When she looks at Satoru, she realised he’s not wearing his glasses, which have been an almost constant figure. There are only three things she’s come to know for certain. One day, she’ll die alone and miserable, the morgue will never be empty, and Satoru will always wear his glasses.
The glasses that marked the start of his, her and Suguru’s friendship. They went out after their first mission, to celebrate, and quickly figured out that Satoru’s eyes drew way too much attention. They all went together to a glasses shop and spent hours cackling over different glasses and impressions of Yaga. They left the store, glasses on Satoru’s face, a grin on Suguru and a sense of peace in Shoko’s chest. A realization that, if she were to die tomorrow and it was by her dumbass best friend’s sides, she would die with a grin in place.
So, as she stares into the white bandage wrapped around his eyes, a new realisation struck. It’s over. She won’t die by their side because Gojo is busy being the strongest, Suguru left and Shoko is alone.
She sighs, before turning away to Yaga.
“You ready to finally graduate, Gojo.”)
((She misses the stunned posture, the indications of wide eyes and a slowly fading smile. She misses the defeated slump of his shoulders and the soft sigh. She misses the bittersweet smile at her back.
She doesn’t know it, but she was the last person to know Satoru, because he isn’t Satoru, Shoko and Suguru’s idiotic best friend but Gojo Satoru, the lonely weapon on the top of the world.
She doesn’t know it, but Gojo stopped being Satoru the day Suguru left.))
The day Suguru was on her table, in her morgue was one of the worst days of her fucking existence. She didn’t make eye contact with Gojo, didn’t try to talk to him. They don’t do that anymore. They haven’t done that since the days of Satoru.
She thought that was the worst day of her life, the day that left her thinking of dark hair every time she tastes smoke on her lips.
She was wrong, because as she glances away from the photo to the bloody table, to the corpse, to Satoru, she knows she’s alone.

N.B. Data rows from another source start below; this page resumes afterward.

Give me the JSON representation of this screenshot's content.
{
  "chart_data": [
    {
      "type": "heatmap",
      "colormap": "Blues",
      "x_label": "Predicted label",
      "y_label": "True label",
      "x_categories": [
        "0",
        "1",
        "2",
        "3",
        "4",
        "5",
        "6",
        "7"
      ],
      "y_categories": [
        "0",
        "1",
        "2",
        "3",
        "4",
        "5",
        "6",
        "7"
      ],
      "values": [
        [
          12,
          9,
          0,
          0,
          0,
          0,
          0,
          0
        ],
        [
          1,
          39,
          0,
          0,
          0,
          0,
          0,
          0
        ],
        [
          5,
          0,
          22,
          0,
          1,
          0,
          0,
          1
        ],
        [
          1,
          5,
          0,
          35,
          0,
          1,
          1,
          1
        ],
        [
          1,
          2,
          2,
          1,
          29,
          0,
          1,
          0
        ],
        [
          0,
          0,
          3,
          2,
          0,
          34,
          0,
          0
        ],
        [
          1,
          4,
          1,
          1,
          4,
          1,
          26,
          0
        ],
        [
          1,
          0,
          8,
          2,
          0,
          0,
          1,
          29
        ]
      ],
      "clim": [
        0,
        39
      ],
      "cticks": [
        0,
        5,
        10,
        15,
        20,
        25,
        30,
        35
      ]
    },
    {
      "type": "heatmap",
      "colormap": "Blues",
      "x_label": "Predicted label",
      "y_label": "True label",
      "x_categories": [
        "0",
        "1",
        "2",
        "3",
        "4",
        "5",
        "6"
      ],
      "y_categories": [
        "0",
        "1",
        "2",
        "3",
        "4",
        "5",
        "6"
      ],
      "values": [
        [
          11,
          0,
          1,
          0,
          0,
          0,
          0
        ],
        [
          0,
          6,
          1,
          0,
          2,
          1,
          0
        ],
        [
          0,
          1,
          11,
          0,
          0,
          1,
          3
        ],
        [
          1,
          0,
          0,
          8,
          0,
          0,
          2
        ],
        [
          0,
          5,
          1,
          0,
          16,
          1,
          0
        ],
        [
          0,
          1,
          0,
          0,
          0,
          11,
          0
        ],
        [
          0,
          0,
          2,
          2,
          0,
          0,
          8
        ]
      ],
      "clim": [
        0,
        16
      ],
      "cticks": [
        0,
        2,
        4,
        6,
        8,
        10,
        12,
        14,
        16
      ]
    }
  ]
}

She knows she’ll die alone, because her bestfriends are both dead, the crepe mixture grows dust, Nanami didn’t escape, and Shoko was right, they always end up in Shoko’s lab.
She may have been the last one to know Satoru, but Gojo was the last one to know Shoko, because now all she is Shoko, the addict doctor.
So as she turns, slipping her white gloves on, she knows it’s time to get to work.
All this because of one, stupid fucking mission.
What a joke.
–
A picture lays on the ground, stained with blood.
All you can make out is a brown haired girl grinning into the camera.
If you were to find that picture before the death and body switch of Gojo Satoru and Yuta Okkotsu, you would find a picture of a kitchen with the sunrise shining through the windows.
The picture is taken like a selfie, one quarter of the photo is of a brown haired girl with a mole grinning sharply with her eyes crinkled as she holds the camera out, her hand up in a wave.
The blond one, and the brown haired boy are jumping away from large flames growing on a stove, mouths open with laughter.
Two older boys, one black haired and one with white hair, look frantic as they both seem to be pulling random parts of a red fire extinguisher, as white foam covered the entirety of both of them.
The background is a kitchen, flames growing from the stove and flour covering the floor, pieces of foam flung into the ceiling dripping off.
A large man stands in the doorway, glasses fallen down his nose and mouth open with shock as flour covers his entire front.
On the table sits a pile of questionable crepes, covered in all sorts of sweets and sugars.
But that was then, and now all the photo is a charred piece of paper, stained with the dark brown of dried blood. All that can be seen is a brown haired girl smiling.